Curcio (Lega): “Un’azienda su tre evade la Tari, per il Comune mancato incasso di 8 milioni in un anno”

“La Tari non viene pagata da un’azienda su tre, con un’evasione stimata in 8 milioni di euro  ogni anno”. E’ questo il dato che il consigliere della Lega Marco Curcio ha fatto emergere a  seguito dell’ultima commissione bilancio.  “I numeri emersi non lasciano scampo: la tassa sui rifiuti non viene pagata da molti  imprenditori, soprattutto di origine cinese”, denuncia il consigliere.

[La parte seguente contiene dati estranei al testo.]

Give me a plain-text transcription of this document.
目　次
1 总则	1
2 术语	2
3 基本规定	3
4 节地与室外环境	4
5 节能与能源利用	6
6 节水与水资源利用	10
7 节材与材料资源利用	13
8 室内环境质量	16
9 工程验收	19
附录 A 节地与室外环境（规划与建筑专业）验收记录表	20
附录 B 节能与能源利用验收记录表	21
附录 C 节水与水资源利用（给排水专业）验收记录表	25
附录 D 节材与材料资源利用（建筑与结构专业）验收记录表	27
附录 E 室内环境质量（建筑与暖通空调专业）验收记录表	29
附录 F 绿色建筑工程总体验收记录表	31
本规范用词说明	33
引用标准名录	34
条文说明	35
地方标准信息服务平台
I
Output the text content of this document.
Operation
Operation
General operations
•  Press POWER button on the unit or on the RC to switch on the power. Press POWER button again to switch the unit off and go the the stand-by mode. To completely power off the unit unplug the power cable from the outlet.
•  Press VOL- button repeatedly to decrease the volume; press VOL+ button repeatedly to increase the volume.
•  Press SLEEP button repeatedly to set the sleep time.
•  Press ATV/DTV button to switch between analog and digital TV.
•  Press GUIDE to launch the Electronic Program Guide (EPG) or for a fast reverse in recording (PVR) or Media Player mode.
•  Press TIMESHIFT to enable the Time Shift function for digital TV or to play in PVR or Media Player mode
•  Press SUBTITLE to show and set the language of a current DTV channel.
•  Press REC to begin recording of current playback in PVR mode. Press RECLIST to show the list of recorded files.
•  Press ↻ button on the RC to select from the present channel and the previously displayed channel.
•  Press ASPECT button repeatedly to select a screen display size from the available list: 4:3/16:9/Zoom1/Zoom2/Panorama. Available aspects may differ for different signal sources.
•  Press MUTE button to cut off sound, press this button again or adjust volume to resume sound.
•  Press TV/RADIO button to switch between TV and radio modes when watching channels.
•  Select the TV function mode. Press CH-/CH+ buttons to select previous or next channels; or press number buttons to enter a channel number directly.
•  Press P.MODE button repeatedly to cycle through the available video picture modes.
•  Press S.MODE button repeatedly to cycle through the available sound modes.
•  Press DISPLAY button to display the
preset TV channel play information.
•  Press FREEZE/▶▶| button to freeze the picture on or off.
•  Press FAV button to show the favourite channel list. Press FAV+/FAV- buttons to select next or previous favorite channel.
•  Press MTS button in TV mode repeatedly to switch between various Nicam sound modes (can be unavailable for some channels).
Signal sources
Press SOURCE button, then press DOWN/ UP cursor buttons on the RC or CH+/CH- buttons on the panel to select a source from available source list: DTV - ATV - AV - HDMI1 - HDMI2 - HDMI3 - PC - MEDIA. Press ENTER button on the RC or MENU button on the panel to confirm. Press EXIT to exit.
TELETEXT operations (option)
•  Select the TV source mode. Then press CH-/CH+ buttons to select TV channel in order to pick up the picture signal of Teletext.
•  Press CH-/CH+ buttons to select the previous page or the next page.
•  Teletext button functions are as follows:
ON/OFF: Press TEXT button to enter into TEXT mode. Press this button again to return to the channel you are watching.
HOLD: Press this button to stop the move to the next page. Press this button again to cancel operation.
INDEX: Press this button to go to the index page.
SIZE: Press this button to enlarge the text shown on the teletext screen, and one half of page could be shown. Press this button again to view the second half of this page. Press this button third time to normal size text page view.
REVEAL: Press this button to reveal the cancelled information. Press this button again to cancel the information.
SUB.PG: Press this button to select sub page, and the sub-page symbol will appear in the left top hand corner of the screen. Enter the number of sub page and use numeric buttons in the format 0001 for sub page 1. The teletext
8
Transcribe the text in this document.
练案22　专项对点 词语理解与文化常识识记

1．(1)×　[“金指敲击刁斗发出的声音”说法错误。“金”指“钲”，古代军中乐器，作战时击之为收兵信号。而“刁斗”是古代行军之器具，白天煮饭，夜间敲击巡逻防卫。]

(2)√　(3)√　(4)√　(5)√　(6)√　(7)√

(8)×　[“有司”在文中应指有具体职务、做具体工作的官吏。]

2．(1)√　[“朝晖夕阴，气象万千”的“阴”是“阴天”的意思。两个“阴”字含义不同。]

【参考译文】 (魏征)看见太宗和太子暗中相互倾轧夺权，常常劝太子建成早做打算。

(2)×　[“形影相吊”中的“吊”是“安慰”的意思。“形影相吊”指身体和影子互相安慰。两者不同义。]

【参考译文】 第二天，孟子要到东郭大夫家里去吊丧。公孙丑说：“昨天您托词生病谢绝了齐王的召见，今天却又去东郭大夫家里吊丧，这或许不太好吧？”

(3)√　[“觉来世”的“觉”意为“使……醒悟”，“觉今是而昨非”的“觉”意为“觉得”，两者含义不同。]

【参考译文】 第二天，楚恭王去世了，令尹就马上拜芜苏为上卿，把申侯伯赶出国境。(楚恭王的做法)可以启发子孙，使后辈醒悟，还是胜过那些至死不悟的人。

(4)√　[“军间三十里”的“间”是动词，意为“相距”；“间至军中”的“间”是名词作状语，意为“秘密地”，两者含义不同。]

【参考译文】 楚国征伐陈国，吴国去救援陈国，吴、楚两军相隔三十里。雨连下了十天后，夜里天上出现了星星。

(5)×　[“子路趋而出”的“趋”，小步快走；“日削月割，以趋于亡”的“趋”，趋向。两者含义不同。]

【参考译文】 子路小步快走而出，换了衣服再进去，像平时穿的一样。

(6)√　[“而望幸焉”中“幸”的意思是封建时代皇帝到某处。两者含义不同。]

Dal 2014 al 2019 su 6585 aziende controllate durante il progetto lavoro sicuro 2182 si sono  rivelate evasori totali della Tari, 2466 avevano a carico richieste di pagamenti di  arretrati o solleciti scaduti. “Solamente il 30% circa delle ditte controllate risulta quindi in regola con il pagamento  della TARI, mentre nel 70% dei casi si tratta di aziende che non pagano o che addirittura
non sono neppure iscritte, operando quindi come aziende fantasma” commenta Curcio. Il consigliere propone quindi di aumentare i controlli ed il personale specifico per ridurre sempre più l’evasione della tassa sui rifiuti e agevolare così chi la paga regolarmente  abbassando loro la tariffa. “In un momento di crisi come questo, con molte aziende chiuse o con fatturato molto ridotto
e molti lavoratori in cassa integrazione, l’unico modo che il Comune ha per aiutare gli  artigiani è quello di ridurre la tassa sui rifiuti. Ma se mancano questi 8 milioni di euro a causa di chi fa il furbo, diventa difficile abbassare la Tari a coloro che la pagano”  conclude Curcio.